Ki Gede Menoreh yang menyaksikan hal itu hampir tidak dapat menahan diri. Jika ia tidak terikat kepada perjanjian yang dibuat oleh Agung Sedayu dan Ajar Tal Pitu untuk berperang tanding, maka ia sudah tidak sabar lagi. Meskipun kemudian ia melihat trisula di tangan Ajar Tal Pitu yang berdiri diatas gumuk batu padas itu seakan-akan menyala semakin besar, namun diluar sadarnya iapun melihat cahaya kebiru-biruan di ujung tombaknya.
"Tombakku tentu tidak kalah bertuah dari trisula yang bercahaya kemerah-merahan itu," berkata Ki Gede didalam hatinya.
Sebenarnyalah Ki Gede tidak gentar melihat betapa cara Ajar Tal Pitu melawan Agung Sedayu. Meskipun ia sadar, bahwa dalam keadaan yang gawat, kakinya sering mengganggunya, tetapi pada saat terakhir ia masih sempat mengembangkan ilmunya. sesuai dengan keadaan tubuhnya.
Ki Waskitapun telah menjadi gemetar, Iapun harus menahan diri. Apapun yang akan terjadi atas Agung Sedayu, ia tidak akan dapat berbuat apa-apa. karena Agung Sedayu sudah menyatakan dirinya memasuki arena perang tanding.

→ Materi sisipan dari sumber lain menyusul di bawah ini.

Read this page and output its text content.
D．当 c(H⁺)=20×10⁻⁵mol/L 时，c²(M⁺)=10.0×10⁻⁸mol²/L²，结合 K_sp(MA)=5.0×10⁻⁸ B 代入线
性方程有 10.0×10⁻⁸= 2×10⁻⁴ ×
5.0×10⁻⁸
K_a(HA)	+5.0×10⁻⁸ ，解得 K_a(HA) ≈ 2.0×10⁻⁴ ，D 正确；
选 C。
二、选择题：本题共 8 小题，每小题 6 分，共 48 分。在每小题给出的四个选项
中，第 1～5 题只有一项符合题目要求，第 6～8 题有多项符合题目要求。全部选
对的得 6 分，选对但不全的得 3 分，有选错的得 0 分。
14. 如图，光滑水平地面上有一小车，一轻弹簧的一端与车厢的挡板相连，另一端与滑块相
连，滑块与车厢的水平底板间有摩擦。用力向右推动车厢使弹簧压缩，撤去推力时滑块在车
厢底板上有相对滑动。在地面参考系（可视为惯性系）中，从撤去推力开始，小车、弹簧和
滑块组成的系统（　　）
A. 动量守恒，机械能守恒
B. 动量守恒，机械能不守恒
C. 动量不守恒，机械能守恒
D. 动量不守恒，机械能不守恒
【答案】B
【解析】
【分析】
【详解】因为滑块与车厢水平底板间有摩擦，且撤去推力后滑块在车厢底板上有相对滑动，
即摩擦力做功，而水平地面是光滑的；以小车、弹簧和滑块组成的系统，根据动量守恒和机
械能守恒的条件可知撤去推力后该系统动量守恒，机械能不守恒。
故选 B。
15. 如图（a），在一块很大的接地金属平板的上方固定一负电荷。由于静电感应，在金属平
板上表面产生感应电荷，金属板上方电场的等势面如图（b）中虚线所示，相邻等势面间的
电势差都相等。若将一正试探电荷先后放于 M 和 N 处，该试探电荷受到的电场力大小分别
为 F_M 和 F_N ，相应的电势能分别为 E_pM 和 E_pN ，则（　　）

Dalam pada itu, pada sisi yang lain. didalam gerumbul-gerumbul perdu disebelah gumuk batu padas itu, dua orang yang menyaksikan perang tanding itu sebagaimana Ajar Tal Pitu telah menentukan, bahwa perang tanding itu akan segera berakhir.
"Ternyata Ajar Tal Pitu berhasil," berkata yang seorang kepada kawannya.
"Ya, Ki Pringgajaya," jawab yang lain, "Agung Sedayu sudah tidak berdaya. Padahal Ajar Tal Pitu yang seorang masih baru akan turun kearena."
"Jangan panggil namaku," desis yang seorang.
"Semua orang sudah tahu kalau Ki Pringgajaya sebenarnya masih belum mati," jawab kawannya.
Ki Pringgajaya tersenyum. Katanya, "Biarlah. Tetapi tidak seorangpun akan dapat menemukan aku. Tanpa dapat mengajukan aku sebagai bukti, Ki Tumenggung Prabadaru juga tidak akan dapat dituntut oleh siapapun."
"Kita akan menyaksikan saat-saat terakhir dari kehidupan seorang anak muda yang pilih tanding," gumam kawannya.
"Ya. Sebenarnyalah Agung Sedayu adalah seorang anak muda yang jarang dicari bandingnya. Mungkin ia masih berada beberapa lapis dibawah Senapati Ing Ngalaga dan Pangeran Benawa namun kedua orang anak muda itu memang tidak dapat diperbandingkan dengan siapapun," desis Ki Pringgajaya, "mungkin pada masa muda Sultan Hadiwijaya yang bernama Mas Karebet dan yang juga disebut Jaka Tingkir itupun memiliki ilmu seperti Senapati Ing Ngalaga. Namun selain orang-orang ajaib itu, Agung Sedayu termasuk anak muda yang perkasa."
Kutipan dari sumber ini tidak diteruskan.